How guiding coalitions promote positive culture change in hospitals: a longitudinal mixed methods interventional study.

Author information

1
Vassar College, Poughkeepsie, New York, USA.
2
Yale School of Public Health, Global Health Leadership Institute, New Haven, Connecticut, USA.
3
Columbia University Mailman School of Public Health, New York, New York, USA.
4
Mayo Clinic College of Medicine, Mayo Clinic, Rochester, Minnesota, USA.

Abstract

BACKGROUND:

Quality collaboratives are widely endorsed as a potentially effective method for translating and spreading best practices for acute myocardial infarction (AMI) care. Nevertheless, hospital success in improving performance through participation in collaboratives varies markedly. We sought to understand what distinguished hospitals that succeeded in shifting culture and reducing 30-day risk-standardised mortality rate (RSMR) after AMI through their participation in the Leadership Saves Lives (LSL) collaborative.

PROCEDURES:

We conducted a longitudinal, mixed methods intervention study of 10 hospitals over a 2-year period; data included surveys of 223 individuals (response rates 83%-94% depending on wave) and 393 in-depth interviews with clinical and management staff most engaged with the LSL intervention in the 10 hospitals.

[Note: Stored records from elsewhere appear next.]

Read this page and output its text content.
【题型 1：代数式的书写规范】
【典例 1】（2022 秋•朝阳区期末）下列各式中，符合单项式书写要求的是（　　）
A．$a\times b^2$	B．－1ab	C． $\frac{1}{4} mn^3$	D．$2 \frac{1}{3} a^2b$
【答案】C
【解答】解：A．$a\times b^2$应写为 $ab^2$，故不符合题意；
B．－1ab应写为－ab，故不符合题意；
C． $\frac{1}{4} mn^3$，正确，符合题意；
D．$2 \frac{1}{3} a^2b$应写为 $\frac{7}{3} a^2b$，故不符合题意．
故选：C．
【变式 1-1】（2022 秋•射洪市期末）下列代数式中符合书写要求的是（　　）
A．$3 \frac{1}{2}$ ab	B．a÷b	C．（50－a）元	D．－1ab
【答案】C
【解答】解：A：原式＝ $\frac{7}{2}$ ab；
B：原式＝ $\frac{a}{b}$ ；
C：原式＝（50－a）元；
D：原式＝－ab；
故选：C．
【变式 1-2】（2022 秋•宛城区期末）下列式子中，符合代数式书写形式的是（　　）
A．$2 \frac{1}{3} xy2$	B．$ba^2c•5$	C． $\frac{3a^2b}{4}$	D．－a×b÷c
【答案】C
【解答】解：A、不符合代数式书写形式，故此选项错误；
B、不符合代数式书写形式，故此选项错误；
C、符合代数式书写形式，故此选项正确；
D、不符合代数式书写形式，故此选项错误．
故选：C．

We measured change in culture and RSMR, and key aspects of working related to team membership, turnover, level of participation and approaches to conflict management.

MAIN FINDINGS:

The six hospitals that experienced substantial culture change and greater reductions in RSMR demonstrated distinctions in: (1) effective inclusion of staff from different disciplines and levels in the organisational hierarchy in the team guiding improvement efforts (referred to as the 'guiding coalition' in each hospital); (2) authentic participation in the work of the guiding coalition; and (3) distinct patterns of managing conflict. Guiding coalition size and turnover were not associated with success (p values>0.05). In the six hospitals that experienced substantial positive culture change, staff indicated that the LSL learnings were already being applied to other improvement efforts.

PRINCIPAL CONCLUSIONS:

Hospitals that were most successful in a national quality collaborative to shift hospital culture and reduce RSMR showed distinct patterns in membership diversity, authentic participation and capacity for conflict management.